Tuesday, November 16th, 2010
Irish Life Experience Friend, Jennifer Holloway from Portland, Oregon, shares her experience studying abroad in London. While it wasn’t the Emerald Isle she studied in, we won’t discriminate against the important message she sends to all students. Ha! Thank you Jenny for giving us a special glimpse into your adventure abroad.
Spring semester of my Junior year I decided to study abroad. I went for all of the reasons you’re supposed to study abroad… I wanted to broaden my perspective, see the world, and (let’s be honest) I knew it would look fantastic on any graduate school and employment application down the road. Our coursework immersed us in British theater, art, architecture, government and literature.

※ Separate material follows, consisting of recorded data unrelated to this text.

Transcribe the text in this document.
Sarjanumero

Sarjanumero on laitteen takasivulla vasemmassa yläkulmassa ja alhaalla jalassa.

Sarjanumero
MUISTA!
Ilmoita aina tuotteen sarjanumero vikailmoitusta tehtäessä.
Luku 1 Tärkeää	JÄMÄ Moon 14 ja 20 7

Instead of just reading about it, though, we visited castles, attended plays, and toured museums for truly experiential learning. I’d never been so excited about learning in all my life!

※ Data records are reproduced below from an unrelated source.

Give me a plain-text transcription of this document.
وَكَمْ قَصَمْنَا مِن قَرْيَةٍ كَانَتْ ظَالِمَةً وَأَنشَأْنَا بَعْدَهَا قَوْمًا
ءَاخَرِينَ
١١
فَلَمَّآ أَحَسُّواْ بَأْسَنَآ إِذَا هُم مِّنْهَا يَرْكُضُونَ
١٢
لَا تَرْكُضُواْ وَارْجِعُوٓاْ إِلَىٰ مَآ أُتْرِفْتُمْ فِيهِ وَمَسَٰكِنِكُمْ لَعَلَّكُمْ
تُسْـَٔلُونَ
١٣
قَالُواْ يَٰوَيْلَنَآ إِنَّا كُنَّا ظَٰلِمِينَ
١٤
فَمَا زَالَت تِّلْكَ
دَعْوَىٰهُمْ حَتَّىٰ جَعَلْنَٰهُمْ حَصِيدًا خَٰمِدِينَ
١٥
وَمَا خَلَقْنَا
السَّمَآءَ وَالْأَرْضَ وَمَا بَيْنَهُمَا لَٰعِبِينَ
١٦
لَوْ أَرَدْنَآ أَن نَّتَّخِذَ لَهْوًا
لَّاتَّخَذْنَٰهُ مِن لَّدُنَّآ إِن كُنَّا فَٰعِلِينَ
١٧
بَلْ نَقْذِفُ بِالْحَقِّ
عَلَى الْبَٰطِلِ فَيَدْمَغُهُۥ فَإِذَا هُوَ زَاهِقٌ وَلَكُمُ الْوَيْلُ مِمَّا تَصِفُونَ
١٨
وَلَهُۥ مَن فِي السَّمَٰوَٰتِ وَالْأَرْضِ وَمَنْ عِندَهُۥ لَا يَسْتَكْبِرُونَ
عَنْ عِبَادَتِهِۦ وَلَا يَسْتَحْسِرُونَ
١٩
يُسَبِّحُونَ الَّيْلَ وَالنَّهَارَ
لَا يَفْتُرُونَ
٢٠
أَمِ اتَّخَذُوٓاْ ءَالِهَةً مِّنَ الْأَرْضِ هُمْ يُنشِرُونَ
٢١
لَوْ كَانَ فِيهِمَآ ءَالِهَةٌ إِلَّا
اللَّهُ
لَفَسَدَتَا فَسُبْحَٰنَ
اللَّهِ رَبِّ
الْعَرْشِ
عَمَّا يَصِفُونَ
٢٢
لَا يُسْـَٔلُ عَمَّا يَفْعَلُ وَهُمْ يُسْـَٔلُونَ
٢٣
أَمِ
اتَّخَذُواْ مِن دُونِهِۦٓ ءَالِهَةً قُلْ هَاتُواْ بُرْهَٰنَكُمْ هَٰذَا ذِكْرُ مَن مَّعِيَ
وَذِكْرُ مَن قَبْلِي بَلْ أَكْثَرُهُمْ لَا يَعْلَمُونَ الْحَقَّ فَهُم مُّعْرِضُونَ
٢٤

I knew I would learn about British history, current events, and important people and places. What I didn’t expect was that they would forever be associated with great memories of the friendships I made and the experiences I had there. I’ll never see a picture of former Prime Minister Tony Blair without being reminded of the friend who had a raging crush on him! Dame Judi Dench will always be one of my favorite actresses ever since I saw her in a play called “Amy’s View.” The British Museum houses an enormous collection of art and artifacts. It’s also the place where my friends and I took pictures alongside famous statues (imitating their poses, of course) and I stared utterly fascinated at Lindow Man, the 1st century AD bog body. To this day, I can’t have a cup of loose leaf tea without remembering how good it tasted when my host family made it and how terrible it was when I did! I was lucky enough to be able to travel to other places in Europe as well. I ate mystery food in Munich (sadly, none of us spoke German), sunbathed in Nice, and learned to Salsa in Barcelona. Everything about my study abroad experience was unforgettable and remains the highlight of my college years.

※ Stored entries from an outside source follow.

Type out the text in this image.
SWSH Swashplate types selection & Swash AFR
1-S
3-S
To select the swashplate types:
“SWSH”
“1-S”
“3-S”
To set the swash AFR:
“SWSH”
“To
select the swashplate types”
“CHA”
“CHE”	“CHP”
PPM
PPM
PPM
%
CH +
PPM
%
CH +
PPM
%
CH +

There are a thousand reasons why young people should study abroad. For me, the most important one is that it will never again be the experience it can be at that age. There’s just something about the immediate acceptance into the constant culture of young travelers and the excitement of experiencing it all for the first time together that sets it apart from travel later in life. There’s this hunger to see it all (on a dime, of course) and there are lifelong friendships to be formed along the way with people from all over the world. It’s been 12 years and I’m still in touch with the friends I made in England and the Americans I traveled with. I’m also still terrible at making loose leaf tea! It will never taste as good as it does in London.
Steinbeck had it right when he said “we do not take a trip; a trip takes us.” I’m so thankful that one took me when it did.